PbZrO3, and related solid solutions, as (PbZr,Ti)O3 with a small amount of Ti, show antiferroelectric behaviour, but they have also energetically available ferroelectric phases. The main lattice instabilities will be summarized (soft modes of seven different symmetries are present in the antiferroelectric phase of PbZrO3) and contextualized within a model where the coupling among them stabilize the antiferroelectric phase within a crystal which tends towards ferroelectricity. This model is supported by the effect of Ti in the PbZrO3 lattice, creating intermediate polar phases.
Crystals with ~1% of Ti show an intermediate polar phase with small thermal hysteresis.
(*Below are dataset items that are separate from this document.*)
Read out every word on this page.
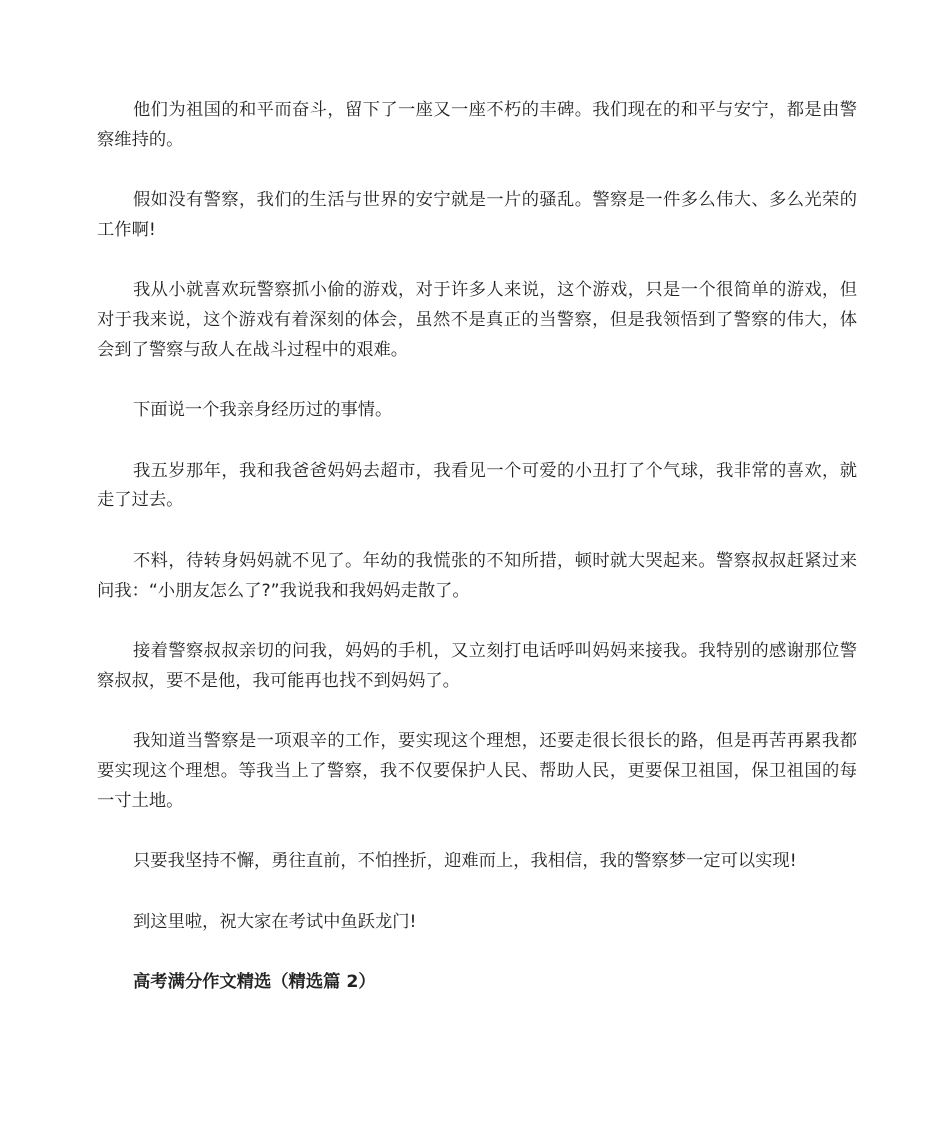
他们为祖国的和平而奋斗，留下了一座又一座不朽的丰碑。我们现在的和平与安宁，都是由警察维持的。

假如没有警察，我们的生活与世界的安宁就是一片的骚乱。警察是一件多么伟大、多么光荣的工作啊!

我从小就喜欢玩警察抓小偷的游戏，对于许多人来说，这个游戏，只是一个很简单的游戏，但对于我来说，这个游戏有着深刻的体会，虽然不是真正的当警察，但是我领悟到了警察的伟大，体会到了警察与敌人在战斗过程中的艰难。

下面说一个我亲身经历过的事情。

我五岁那年，我和我爸爸妈妈去超市，我看见一个可爱的小丑打了个气球，我非常的喜欢，就走了过去。

不料，待转身妈妈就不见了。年幼的我慌张的不知所措，顿时就大哭起来。警察叔叔赶紧过来问我：“小朋友怎么了?”我说我和我妈妈走散了。

接着警察叔叔亲切的问我，妈妈的手机，又立刻打电话呼叫妈妈来接我。我特别的感谢那位警察叔叔，要不是他，我可能再也找不到妈妈了。

我知道当警察是一项艰辛的工作，要实现这个理想，还要走很长很长的路，但是再苦再累我都要实现这个理想。等我当上了警察，我不仅要保护人民、帮助人民，更要保卫祖国，保卫祖国的每一寸土地。

只要我坚持不懈，勇往直前，不怕挫折，迎难而上，我相信，我的警察梦一定可以实现!

到这里啦，祝大家在考试中鱼跃龙门!

高考满分作文精选（精选篇 2）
The way it develops across the crystal depends strongly on the defects present in the sample and the heating/cooling velocity. The antiferroelectric phase transition show stronger thermal hysteresis, which indicates its first order character. Regulating the heating/cooling velocity, it is possible to stop both phase transitions during its course within the sample. Raman measurements in different parts of the samples with different phases allowed to discern even different domain orientations in both, the intermediate phase and the antiferroelectric phase, coexisting in the sample.
Stronger cationic substitution of Zr by Ti induce other intermediate phases appear, showing a metastable behaviour hugely dependent of the experimental conditions.